Di mulutmu, mulutku menepi
Di lidahmu, lidahku bertambat
Di matamu, pejamku berlabuh.
Hari Ini, Betapa Indahnya
SUNGGUH, dunia penuh marabahaya
Aku tak akan membantahnya,
Aku punya alasan, Tuhan, bahkan ada
dua kali banyaknya untuk berkeluh-kesah;
Karena datang hujan dan badai, aku resah
Dan langit seringkali kelabu;
Di jalanan, aku luka
oleh jeruju dan semak berduri, tapi
bukankah, hari ini alangkah indahnya?
Apa gunanya senantiasa menangis,
berlalukah bahaya karenanya?
Apa gunanya selalu saja memikirkan
masa lalu yang sudah berlalu?
Segalanya pasti pernah sengsara -
Air dengan anggurnya;
Hidup, memang bukan sebuah pesta.
Marabahaya? Aku pernah menanggungnya,
Tapi hari ini, ah, betapa indahnya!
Inilah hari, hari kehidupanku,
Bukan sebulan yang sudah lalu.
Datang; hilang, meraih; memberi;
Begitulah beriring waktu
Kemarin kabut penderitaan
Jatuh di sepanjang jalan,
Mungkin akan hujan lagi esok hari,
Ya, mungkin akan hujan lagi - tapi aku bilang,
Bukankah, ini hari alangkah indah?
Kamis, 12 Juli 2012
Ingatan
INGATAN atasmu adalah gulma, kucabuti sesempatnya, lalu kau tumbuh lagi setabah waktu. Setahan itu kau bertahan, padaku yang tak bisa tahan.
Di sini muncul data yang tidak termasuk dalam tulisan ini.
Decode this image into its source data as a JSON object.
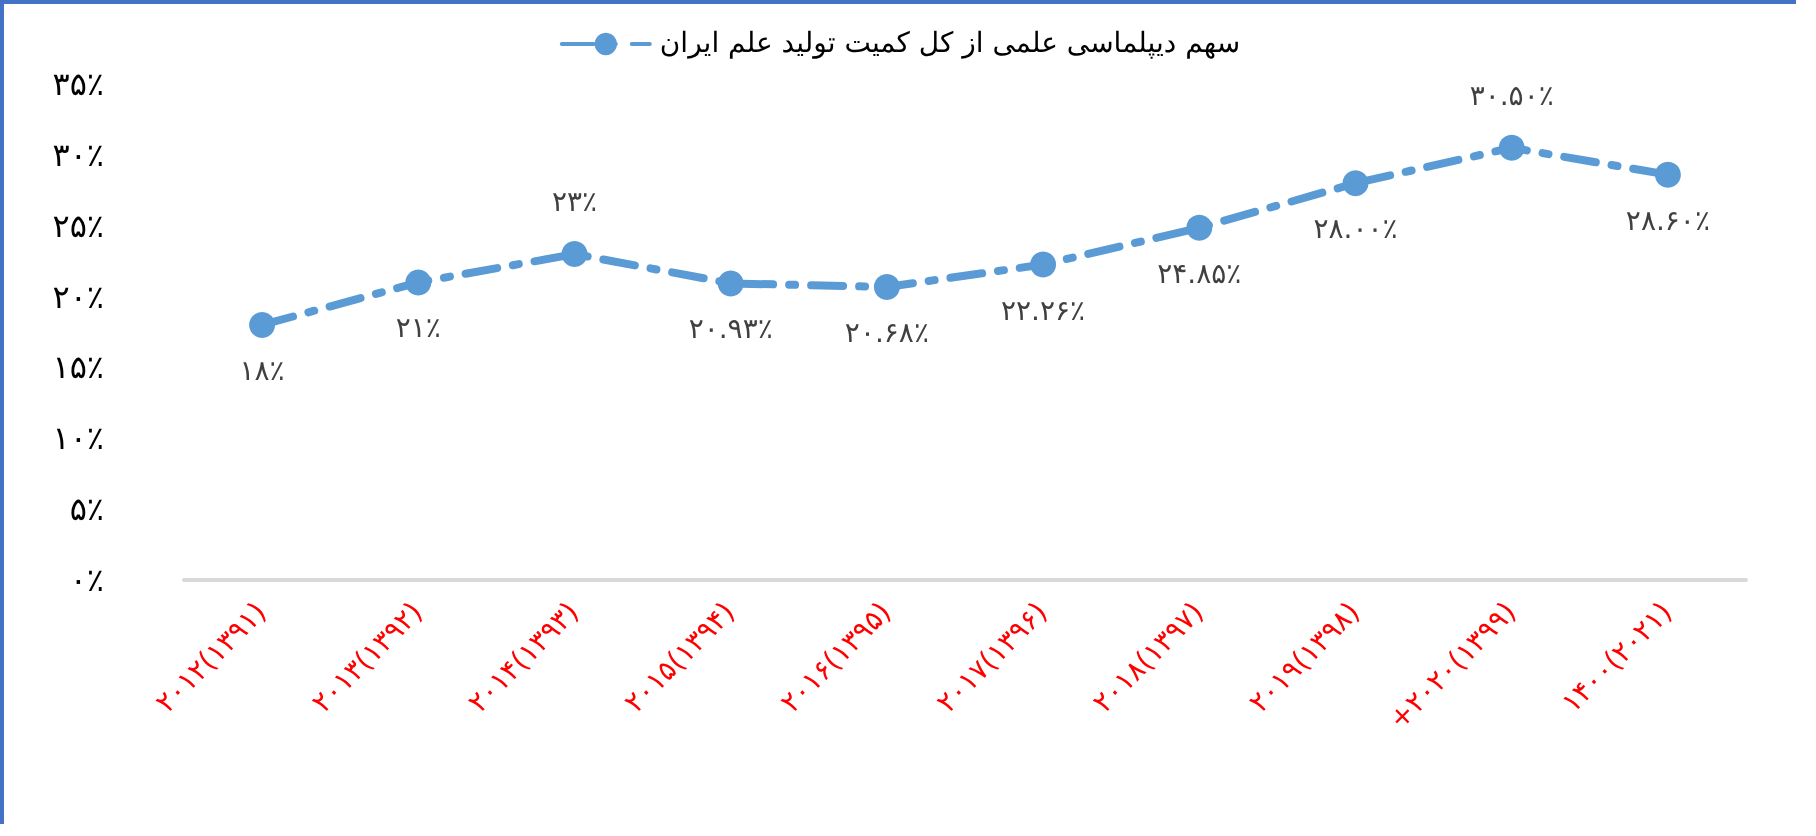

Ingatan atasmu adalah benang laba-laba, sarang yang tak pernah selesai, merajut diri sendiri, tapi juga tak pernah bisa habis kubersihkan.
waktu
WAKTU adalah ombak, tak
akan pernah sampai ke pantai
Kita terima takdir peselancar
Hidup dari gerak ke gerak
Jika diam, kita tenggelam
*
Kalau kita jatuh, terbantai,
kitalah yang menjadi pantai,
Di mana ombak kita berakhir,
Kita menyatu menjadi waktu.
Mengatakan Aku, Mengakukan Kata
HANYA kata. Tapi, itulah awal jadi dari segalanya
Hari kubuka dengan kata. Hati sembunyi dalam kata
*
Aku ingin bebas dari kata, tapi aku menjadi kata
Aku ingin bebas dari aku, dibebaskan oleh kata
Ricauan
JANGAN bohongi aku. Aku sudah cukup banyak membohongkan engkau pada diriku sendiri. Aku lebih percaya pada dusta-dustaku sendiri.